All year I’ve been craving simplicity: mountain vacation without cell phones or television, family movie nights, runs without a purpose. I’m stressed and overwhelmed by the amount of stuff in both our house and in my life. It’s all just too much. I woke up Friday morning, and I just wanted to get rid of everything. I wanted to remove everything from our home and life, and I wanted a fresh start.
All of this combined with some difficult transitions for both Cole and Chet (into the toddler world and early teenage years), made me realize that is exactly what I need to do. I don’t need to duck my head and keep moving forward, I need to put up an umbrella and take a step back.
2014 is about simplicity. It is about shedding layers. It is about getting back to the root of everything I love. Once the root of me is thriving again, I can add back the details I am missing.
While all these thoughts processed in my head, I knew I couldn’t tiptoe around how I was feeling anymore. Just making it work wasn’t good enough anymore. I have to take one giant step back. I need to lighten my load before I continue.
Back a step #1 – I transferred to the shamrock half marathon. This was a no brainer. It’s been a month of little sleep in our house, and I am exhausted. My head and my heart aren’t up for a marathon right now.
Back a step #2 – This one was hard. I cried more than a few tears. I’m taking a break from working with my running coach. Now I adore my coach and walking away was hard. Very hard. He has given me a confidence in myself that is priceless. I just need simplicity. I do not want my focus to be all about running. I still plan on running. I still plan on following a plan. I just need to get back to the root of why I run. I want to let my body absorb the progress it has made this year, so I can come back even stronger when I’m ready for the next marathon.

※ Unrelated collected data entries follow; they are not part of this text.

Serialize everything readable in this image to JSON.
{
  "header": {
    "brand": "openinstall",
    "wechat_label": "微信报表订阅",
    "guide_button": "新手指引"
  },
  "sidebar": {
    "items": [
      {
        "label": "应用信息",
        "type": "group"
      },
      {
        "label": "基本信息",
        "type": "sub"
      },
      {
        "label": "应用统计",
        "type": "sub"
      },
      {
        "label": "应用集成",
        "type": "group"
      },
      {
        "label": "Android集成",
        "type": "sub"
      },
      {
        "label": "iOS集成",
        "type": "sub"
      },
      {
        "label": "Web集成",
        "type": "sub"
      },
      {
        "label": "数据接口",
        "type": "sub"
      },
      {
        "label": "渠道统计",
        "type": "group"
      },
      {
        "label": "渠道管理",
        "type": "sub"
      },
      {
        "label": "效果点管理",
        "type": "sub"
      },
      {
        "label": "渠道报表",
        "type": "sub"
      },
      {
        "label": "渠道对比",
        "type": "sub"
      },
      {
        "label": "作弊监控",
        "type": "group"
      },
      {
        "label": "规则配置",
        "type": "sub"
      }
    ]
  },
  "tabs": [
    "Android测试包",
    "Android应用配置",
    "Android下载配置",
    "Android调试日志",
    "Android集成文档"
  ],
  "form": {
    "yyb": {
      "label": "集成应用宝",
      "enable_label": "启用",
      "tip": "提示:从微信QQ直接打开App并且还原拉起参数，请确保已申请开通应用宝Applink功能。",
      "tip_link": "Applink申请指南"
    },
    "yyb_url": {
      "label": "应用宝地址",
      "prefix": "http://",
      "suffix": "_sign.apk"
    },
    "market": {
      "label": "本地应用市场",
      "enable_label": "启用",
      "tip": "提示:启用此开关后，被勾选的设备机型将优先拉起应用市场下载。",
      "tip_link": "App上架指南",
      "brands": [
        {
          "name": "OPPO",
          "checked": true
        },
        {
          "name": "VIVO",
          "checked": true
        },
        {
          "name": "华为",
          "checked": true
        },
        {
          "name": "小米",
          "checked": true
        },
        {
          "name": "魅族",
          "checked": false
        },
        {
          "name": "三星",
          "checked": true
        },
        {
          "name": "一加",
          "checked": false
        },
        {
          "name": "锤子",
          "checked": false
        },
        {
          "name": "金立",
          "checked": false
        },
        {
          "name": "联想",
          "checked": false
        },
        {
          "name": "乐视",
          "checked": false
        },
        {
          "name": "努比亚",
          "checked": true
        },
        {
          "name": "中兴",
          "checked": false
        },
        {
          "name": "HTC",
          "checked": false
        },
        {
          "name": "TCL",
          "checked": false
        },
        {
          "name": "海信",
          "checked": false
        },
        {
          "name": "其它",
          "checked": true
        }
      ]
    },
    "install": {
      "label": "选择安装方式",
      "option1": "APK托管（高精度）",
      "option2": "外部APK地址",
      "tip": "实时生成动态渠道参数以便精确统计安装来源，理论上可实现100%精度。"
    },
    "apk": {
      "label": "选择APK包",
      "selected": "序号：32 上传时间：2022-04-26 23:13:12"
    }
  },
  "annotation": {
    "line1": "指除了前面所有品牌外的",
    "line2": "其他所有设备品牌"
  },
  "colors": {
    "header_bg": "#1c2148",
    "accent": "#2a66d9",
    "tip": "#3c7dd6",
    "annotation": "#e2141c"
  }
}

Back a step #3 – I’d like to date my husband again. I’ve missed our relationship this year. There is nothing bad going on in our relationship, I’d just like to give it some more attention.
Back a step #4 – We’ve been lazy about our eating. When you are just getting by with making life work, it’s easy to get off track. Our eating hasn’t been horrible, but we can (and we have) done better.
Back a step #5 – I’m doing a serious house purge. Need or want is going to be big discussion over the piles of toys and other things we collected along the way. How did we live in a 700 square foot house 4 years ago? Where the heck did all this stuff come from? Christian and I don’t even like shopping.
Simplicity. Nurturing. Getting back to roots. Loving. All themes for life in 2014. I hoping this is the year for balance.